Miellées : un classement bouleversé
Traditionnellement dominé par le colza, le palmarès des miellées change en 2024. Avec 10,9 % des volumes, le tournesol prend la tête, y compris dans des régions où il n’était pas jusqu’ici majoritaire, comme le Centre-Val de Loire ou la Normandie. La lavande suit de près avec 10,3 %, restant le pilier de la Provence-Alpes-Côte d’Azur, même si les rendements y restent modestes. L’acacia, durement touché par les pluies au nord, ne représente plus que 3,9 % de la production. Les miellées de printemps se sont effondrées à 9,6 % du total national, alors que les toutes fleurs d’été atteignent 25 %. Pour de nombreux apiculteurs, ce déplacement des équilibres oblige à reconsidérer les pratiques de transhumance et la planification des récoltes.
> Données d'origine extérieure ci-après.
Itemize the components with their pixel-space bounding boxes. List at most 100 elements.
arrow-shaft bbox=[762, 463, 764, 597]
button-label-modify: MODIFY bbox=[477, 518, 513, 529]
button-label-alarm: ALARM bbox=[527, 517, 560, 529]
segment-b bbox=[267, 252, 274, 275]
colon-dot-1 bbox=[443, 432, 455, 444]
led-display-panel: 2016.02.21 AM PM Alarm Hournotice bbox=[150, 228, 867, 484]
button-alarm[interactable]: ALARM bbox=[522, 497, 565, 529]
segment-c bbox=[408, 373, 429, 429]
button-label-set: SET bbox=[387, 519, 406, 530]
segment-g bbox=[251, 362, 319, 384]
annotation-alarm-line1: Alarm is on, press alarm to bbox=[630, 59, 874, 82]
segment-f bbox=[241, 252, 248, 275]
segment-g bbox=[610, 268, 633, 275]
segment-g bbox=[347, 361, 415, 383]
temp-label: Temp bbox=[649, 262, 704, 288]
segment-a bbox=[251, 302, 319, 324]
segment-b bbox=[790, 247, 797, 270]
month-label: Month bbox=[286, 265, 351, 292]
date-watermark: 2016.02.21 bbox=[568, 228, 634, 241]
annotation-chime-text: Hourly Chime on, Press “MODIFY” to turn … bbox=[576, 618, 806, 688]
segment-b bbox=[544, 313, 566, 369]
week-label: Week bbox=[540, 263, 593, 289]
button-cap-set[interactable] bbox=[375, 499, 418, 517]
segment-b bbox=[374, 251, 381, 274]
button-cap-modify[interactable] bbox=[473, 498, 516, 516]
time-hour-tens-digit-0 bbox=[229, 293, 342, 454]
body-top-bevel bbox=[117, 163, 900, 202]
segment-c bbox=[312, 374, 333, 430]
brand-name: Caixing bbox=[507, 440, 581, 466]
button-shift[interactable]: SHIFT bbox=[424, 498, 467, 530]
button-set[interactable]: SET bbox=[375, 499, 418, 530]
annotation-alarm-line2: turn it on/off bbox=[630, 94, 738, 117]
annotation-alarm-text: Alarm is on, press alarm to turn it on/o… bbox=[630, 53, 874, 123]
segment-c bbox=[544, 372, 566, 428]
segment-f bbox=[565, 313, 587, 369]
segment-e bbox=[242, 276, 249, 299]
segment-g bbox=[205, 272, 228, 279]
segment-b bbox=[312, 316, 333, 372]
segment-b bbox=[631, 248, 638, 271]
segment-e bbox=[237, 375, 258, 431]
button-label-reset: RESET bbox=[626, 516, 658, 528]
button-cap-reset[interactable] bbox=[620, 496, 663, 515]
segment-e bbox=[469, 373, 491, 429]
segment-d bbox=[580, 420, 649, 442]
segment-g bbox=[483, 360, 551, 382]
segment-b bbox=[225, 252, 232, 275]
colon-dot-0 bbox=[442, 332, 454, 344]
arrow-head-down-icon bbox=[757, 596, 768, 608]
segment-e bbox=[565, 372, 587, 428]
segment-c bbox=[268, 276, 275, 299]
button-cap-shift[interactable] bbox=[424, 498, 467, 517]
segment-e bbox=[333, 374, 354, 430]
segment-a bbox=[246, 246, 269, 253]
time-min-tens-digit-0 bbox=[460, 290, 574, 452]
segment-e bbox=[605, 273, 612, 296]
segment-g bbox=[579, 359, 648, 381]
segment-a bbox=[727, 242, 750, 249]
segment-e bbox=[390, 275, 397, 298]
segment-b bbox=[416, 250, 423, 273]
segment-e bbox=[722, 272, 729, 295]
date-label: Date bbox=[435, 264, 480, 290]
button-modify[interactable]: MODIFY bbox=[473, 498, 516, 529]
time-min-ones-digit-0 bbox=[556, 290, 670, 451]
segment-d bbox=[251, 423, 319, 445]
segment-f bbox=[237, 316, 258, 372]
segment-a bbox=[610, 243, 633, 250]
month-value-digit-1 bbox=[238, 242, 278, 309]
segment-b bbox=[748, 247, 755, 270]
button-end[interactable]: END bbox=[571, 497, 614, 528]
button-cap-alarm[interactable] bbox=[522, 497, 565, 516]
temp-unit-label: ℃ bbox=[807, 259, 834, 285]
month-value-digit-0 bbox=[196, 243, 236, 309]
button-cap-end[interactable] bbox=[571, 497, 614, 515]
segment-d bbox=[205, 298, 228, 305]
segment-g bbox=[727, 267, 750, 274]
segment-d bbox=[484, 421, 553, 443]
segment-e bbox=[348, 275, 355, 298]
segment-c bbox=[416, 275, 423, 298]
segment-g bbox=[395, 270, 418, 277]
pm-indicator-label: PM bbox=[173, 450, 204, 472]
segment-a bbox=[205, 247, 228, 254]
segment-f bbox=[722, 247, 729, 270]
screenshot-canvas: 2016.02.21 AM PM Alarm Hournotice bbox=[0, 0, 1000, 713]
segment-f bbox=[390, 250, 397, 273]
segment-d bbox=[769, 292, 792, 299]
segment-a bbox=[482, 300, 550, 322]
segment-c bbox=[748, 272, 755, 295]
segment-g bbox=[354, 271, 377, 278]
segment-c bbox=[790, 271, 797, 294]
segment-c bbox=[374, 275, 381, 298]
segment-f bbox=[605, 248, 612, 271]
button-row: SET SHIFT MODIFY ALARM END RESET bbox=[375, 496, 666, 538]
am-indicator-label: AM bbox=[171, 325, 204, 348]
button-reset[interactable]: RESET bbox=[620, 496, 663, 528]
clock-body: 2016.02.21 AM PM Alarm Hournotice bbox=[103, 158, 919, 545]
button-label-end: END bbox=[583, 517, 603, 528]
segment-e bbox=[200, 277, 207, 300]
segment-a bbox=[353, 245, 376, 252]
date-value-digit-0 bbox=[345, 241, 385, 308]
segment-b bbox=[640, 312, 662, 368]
Transhumance et diversification : des réponses inégales
La transhumance demeure une pratique minoritaire : seulement 7,3 % des apiculteurs la mettent en œuvre, mais elle pèse pour un quart de la production nationale. Dans le sud, elle est déterminante, représentant 51 % des volumes en Provence et 40 % en Occitanie. Dans le nord, elle reste marginale. Face aux incertitudes, nombre d’exploitants cherchent des revenus complémentaires. La propolis progresse, atteignant 5,2 tonnes en 2024, soit un gain d’une tonne en un an. Le pollen s’élève à 112 tonnes, principalement récolté par des apiculteurs disposant de plus de 150 ruches. La gelée royale recule à 3,4 tonnes après une décennie de croissance régulière, ses producteurs étant eux aussi affectés par le mauvais printemps. Les produits transformés — pain d’épices, nougats, hydromel — connaissent une diffusion plus large, constituant pour certains une part significative du chiffre d’affaires.
Le bio en retrait
Après avoir atteint près de 4 500 tonnes en 2023, la production de miel biologique tombe à 2 611 tonnes. Le rendement, de 14,6 kg par ruche, est proche de celui du conventionnel. Le bio représente 12,1 % de la production totale, mais cette part est concentrée dans les exploitations de plus de 50 ruches. Cette contraction interroge sur la capacité du segment à absorber les aléas climatiques et sur la nécessité d’outils de valorisation adaptés.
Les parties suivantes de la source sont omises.